El estómago se me revolvió. La bilis subió por mi garganta. La imagen de Emilio con ella, la intimidad que describía, pintó un cuadro vívido y repugnante en mi mente.

-Eres patética -se burló, disfrutando de mi dolor-. Siempre arrastrándote de vuelta a él. ¿Crees que te ama? Me compró toda esta suite. Está pagando por todo. Sabe dónde está su lealtad. No eres nada para él. Una obligación olvidada.

Algo se rompió dentro de mí. El último hilo de mi contención, de mi dignidad, se deshilachó y se rompió. La abofeteé. Fuerte. El sonido resonó en la habitación. Su cabeza se echó hacia atrás, una marca carmesí apareciendo en su mejilla.

-Eres una enfermedad -susurré, mi voz temblando de asco-. Y voy a extirparte de nuestras vidas.

-¡Fuera! -chilló, agarrándose la mejilla-. ¡Emilio! ¡Ayúdame! ¡Me está atacando!

La puerta se abrió de golpe. Emilio estaba allí, con los ojos desorbitados de horror mientras contemplaba la escena: yo, de pie sobre Kenia, mi mano aún levantada, su mejilla roja e hinchada.

-¡Jimena! -bramó, su voz llena de una furia fría que nunca le había oído dirigir hacia mí. Me agarró del brazo, su agarre magullador, y me apartó de Kenia-. ¡¿Qué demonios te pasa?! ¡Está enferma! ¡Está delicada!

Kenia comenzó a sollozar dramáticamente, aferrándose a Emilio.

-¡Me atacó, Emilio! ¡Está loca! ¡Está tratando de lastimar a nuestro bebé!

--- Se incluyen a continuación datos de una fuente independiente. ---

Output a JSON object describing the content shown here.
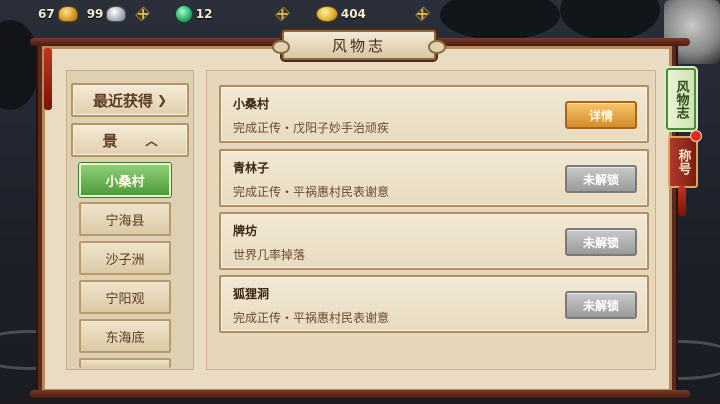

Nuestro bebé. Las palabras retorcieron el cuchillo aún más profundo. Miré a Emilio, su rostro contorsionado por la ira. Me miraba como si yo fuera el monstruo.

-¿De verdad le crees? -pregunté, mi voz apenas un susurro, mi corazón desmoronándose en polvo-. ¿Después de todo?

-¡Mírate! -rugió, sacudiendo mi brazo-. ¡Estás fuera de control! ¡Eres violenta! ¿Qué clase de ejemplo estás dando? ¡Estás poniendo en peligro todo!

-¿Yo estoy poniendo en peligro todo? -me burlé, una risa amarga e histérica escapándose de mí-. ¡Tú pusiste en peligro todo, Emilio! ¡Tú! ¡Tus mentiras! ¡Tu traición! ¡Nos has destruido!

-¡Fuera! -gritó, empujándome hacia la puerta-. ¡Sal de aquí antes de que hagas más daño!

Tropecé hacia atrás, mi brazo palpitando donde me había sujetado. Mis ojos se encontraron con los suyos por última vez. No había amor allí. Solo acusación. Solo asco.

-Bien -dije, mi voz inquietantemente tranquila-. Espero que disfrutes a tu nueva familia. Porque acabas de perder a la tuya. Para siempre.